Princess Diana feared she wouldn’t date anyone after her divorce from Prince Charles, because she thought she had too much “baggage”, according to a new documentary.
Jennie Bond, former BBC royal correspondent, revealed that Diana was worried about her love life after her divorce, which she also said Diana did not want.
Bond told Channel 5’s Diana in her Own Words: “I said to her ‘Diana, you are going to have men beating a path to your door’.
“And she said ‘I won’t, I won’t, who would take me with all the baggage I come with?’”
Diana did go onto date after her relationship with Prince Charles broke down, and dated Dr Hasnat Khan from 1995 to 1997.
After that broke down, she dated Dodi Fayed. Both were killed in a car crash in Paris in August 1997.
Former correspondent Bond, 69, formed a friendship with the princess despite her BBC job, and the pair bonded over both being mothers.
But much of what Diana told Bond she would later tell her was not to be reported.
In the documentary, which is to be aired on Saturday evening, Bond also revealed that Diana did not want her divorce from Prince Charles, and thought they could work together.
Diana and Charles separated in 1992, but did not divorce until 1996, after the Queen instructed them to.

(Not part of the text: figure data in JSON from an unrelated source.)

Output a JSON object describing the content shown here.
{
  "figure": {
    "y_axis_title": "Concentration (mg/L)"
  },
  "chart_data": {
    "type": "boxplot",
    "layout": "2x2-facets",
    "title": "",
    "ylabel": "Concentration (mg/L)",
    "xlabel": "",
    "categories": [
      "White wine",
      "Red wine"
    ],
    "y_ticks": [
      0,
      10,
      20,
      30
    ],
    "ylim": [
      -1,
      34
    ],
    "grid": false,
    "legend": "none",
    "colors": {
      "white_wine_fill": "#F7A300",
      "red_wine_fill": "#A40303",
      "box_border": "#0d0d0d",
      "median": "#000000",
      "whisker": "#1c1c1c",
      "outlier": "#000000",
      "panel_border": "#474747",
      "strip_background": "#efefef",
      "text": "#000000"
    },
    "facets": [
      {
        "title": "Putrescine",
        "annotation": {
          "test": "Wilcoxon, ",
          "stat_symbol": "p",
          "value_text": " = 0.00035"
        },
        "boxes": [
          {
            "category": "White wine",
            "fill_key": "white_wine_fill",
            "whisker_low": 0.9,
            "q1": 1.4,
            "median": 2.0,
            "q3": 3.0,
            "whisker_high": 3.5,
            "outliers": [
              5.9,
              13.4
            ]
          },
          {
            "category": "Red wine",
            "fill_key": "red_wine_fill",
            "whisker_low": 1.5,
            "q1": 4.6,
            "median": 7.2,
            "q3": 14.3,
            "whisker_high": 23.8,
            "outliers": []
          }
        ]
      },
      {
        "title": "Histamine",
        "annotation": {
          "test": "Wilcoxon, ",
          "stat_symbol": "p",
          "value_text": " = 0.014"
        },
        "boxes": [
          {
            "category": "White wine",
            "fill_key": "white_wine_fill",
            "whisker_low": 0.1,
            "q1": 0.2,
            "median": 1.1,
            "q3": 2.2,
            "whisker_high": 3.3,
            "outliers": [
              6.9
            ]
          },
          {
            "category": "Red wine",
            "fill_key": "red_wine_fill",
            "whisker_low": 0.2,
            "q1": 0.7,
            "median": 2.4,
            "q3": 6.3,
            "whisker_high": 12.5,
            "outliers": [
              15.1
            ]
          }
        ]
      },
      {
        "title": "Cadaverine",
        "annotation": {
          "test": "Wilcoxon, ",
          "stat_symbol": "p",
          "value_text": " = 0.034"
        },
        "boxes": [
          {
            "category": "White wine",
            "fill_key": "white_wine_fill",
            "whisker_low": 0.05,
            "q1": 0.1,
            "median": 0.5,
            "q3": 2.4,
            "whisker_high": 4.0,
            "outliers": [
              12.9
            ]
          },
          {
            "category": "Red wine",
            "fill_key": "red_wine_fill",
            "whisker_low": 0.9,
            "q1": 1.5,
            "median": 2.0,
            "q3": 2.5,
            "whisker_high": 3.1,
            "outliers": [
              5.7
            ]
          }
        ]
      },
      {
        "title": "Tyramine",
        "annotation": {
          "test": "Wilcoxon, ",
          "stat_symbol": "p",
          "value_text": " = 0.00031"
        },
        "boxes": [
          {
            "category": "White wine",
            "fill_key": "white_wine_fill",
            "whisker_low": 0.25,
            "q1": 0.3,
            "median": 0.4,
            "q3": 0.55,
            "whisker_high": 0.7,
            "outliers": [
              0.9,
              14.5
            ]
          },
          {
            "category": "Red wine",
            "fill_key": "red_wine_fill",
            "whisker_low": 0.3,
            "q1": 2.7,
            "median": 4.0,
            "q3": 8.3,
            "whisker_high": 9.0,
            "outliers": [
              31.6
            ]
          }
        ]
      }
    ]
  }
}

Bond said: “Diana was pretty unsettled with the divorce, she didn't want the divorce, she told me, ‘It's not something I want’.
“I think she felt somehow they could continue as separated but partners and parents to the two boys.
“I think she really did try to make it work, or wanted it to work.”
Diana revealed to the New Yorker in 1997 that she had thought she and Charles would be a good team, with her shaking hands and him making speeches.
Bond added: “She found the day of the divorce extremely hard. She did go out, she was seen in public, and she was hurting badly.
“She told me that it was an extremely difficult day, but she went home and burst into tears.”
The documentary explores how Diana’s increasing distance from the Royal Family put her at odds with the other members, but reveals she tried to stay in the circle for the sake of her sons, Princes William and Harry.
The final straw for the Queen is said to be her 1996 Panorama interview with Martin Bashir in which she said she had not been supported by the Royal Family as she adjusted to the new way of life.
But it was the same interview in which she had revealed some of her hopes for the future, saying: “I sit here with hope because there’s a future ahead, a future for myself, for my husband and for the monarchy.”
Patrick Jephson, Diana’s former private secretary, said the interview was “painful” and meant there was “no way back”.
Documentary makers Channel 5 explained: “We observe Diana break free from the royal family to find a new role, and a new voice.
“Now she was determined that her words would change the world. From AIDS patients to land mine victims, she gave a voice to the vulnerable, used a picture to paint a thousand words as she reinvented her image, and verbally fought back against those who criticised her mission.
“Diana’s life was cut short tragically at the very moment she had found freedom, happiness and her life’s calling. But death would not silence her, and her words live on.”
Diana: In Her Own Words airs at 9pm on 27 June on Channel 5.